Huit siècles d'histoire, du château fort au palais des Lumières
Des origines médiévales à la résidence ducale
Dès l'an mille, un château fort est mentionné sur le site. Il devient résidence de campagne des ducs de Lorraine au XIIIe siècle. Au début du XVIIe siècle, le duc Henri II fait raser l'ancienne forteresse pour bâtir une demeure plus moderne, endommagée par la suite pendant la guerre de Trente Ans (1618-1648).
1698-1737 : la naissance du « Versailles lorrain »
En 1698, la Lorraine retrouve son indépendance. Le duc Léopold et son épouse Élisabeth-Charlotte d'Orléans font de Lunéville leur maison de plaisance. La construction d'une vaste avant-cour débute en 1701. L'année suivante, face à l'occupation de Nancy par les troupes de Louis XIV, Léopold installe sa cour à Lunéville, qui devient alors le « Versailles lorrain ». Les travaux, dirigés par l'architecte Germain Boffrand, élève à Versailles de Jules Hardouin-Mansart, se poursuivent jusqu'au début des années 1720.
La vie de cour
Chaque jour, des dizaines de courtisans se pressent dans les pièces publiques du château autour du duc et de sa famille. Avec les domestiques, ce sont plusieurs centaines de personnes qui se croisent dans les salles des gardes, la chapelle et l'escalier d'honneur. Le lever du duc, la messe, les repas, et même une partie de la toilette de la duchesse, se déroulent devant la Cour.
1737-1766 : Stanislas et le siècle des Lumières
En 1737, l'ancien roi de Pologne Stanislas Leszczynski s'installe à Lunéville : il en sera le dernier duc. Artiste dans l'âme, il imagine avec son architecte Emmanuel Héré, également auteur de la place Stanislas de Nancy, des pavillons exotiques pour embellir les jardins. Ces constructions disparaissent peu après la mort de Stanislas, en 1766, lorsque la Lorraine est rattachée à la France.

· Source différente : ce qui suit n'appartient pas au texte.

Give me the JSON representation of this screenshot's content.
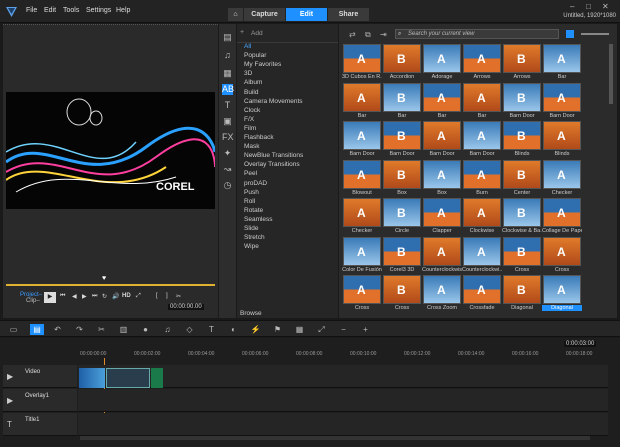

À Lunéville, la cour de Lorraine contribue alors au rayonnement de la pensée des Lumières. Voltaire y séjourne à plusieurs reprises (1735, 1748, 1749), fasciné par la salle des machines où sont enseignées les théories de Newton ; il y fait jouer sa tragédie Zaïre. Émilie du Châtelet, surnommée « Madame Pompon Newton », l'y accompagne en 1748-1749 : c'est à Lunéville qu'elle achève sa traduction des Principia de Newton, avant d'y mourir le 10 septembre 1749. Françoise de Graffigny, native de Nancy, y tient un salon fréquenté par les beaux esprits de l'époque avant de connaître, à Paris, un immense succès littéraire avec ses Lettres d'une Péruvienne (1747).
De la caserne au monument classé
À la mort de Stanislas, le duché perd son indépendance. Le château devient caserne de cavalerie, et Lunéville la « cité cavalière » du XIXe siècle. La reconnaissance patrimoniale se construit peu à peu : classement de la chapelle en 1901, des façades et toitures en 1929, puis de l'ensemble du domaine, jardins inclus, en 1998.
2003 : le grand incendie, point de départ d'une renaissance
Le soir du 2 janvier 2003, un incendie se déclare dans les combles de la chapelle et cause des dégâts considérables au bâtiment comme aux collections du musée. Le sinistre marque durablement les esprits — et accélère la prise de conscience du caractère exceptionnel de ce « Versailles lorrain ». Un vaste chantier de restauration s'engage alors, qui se poursuit aujourd'hui.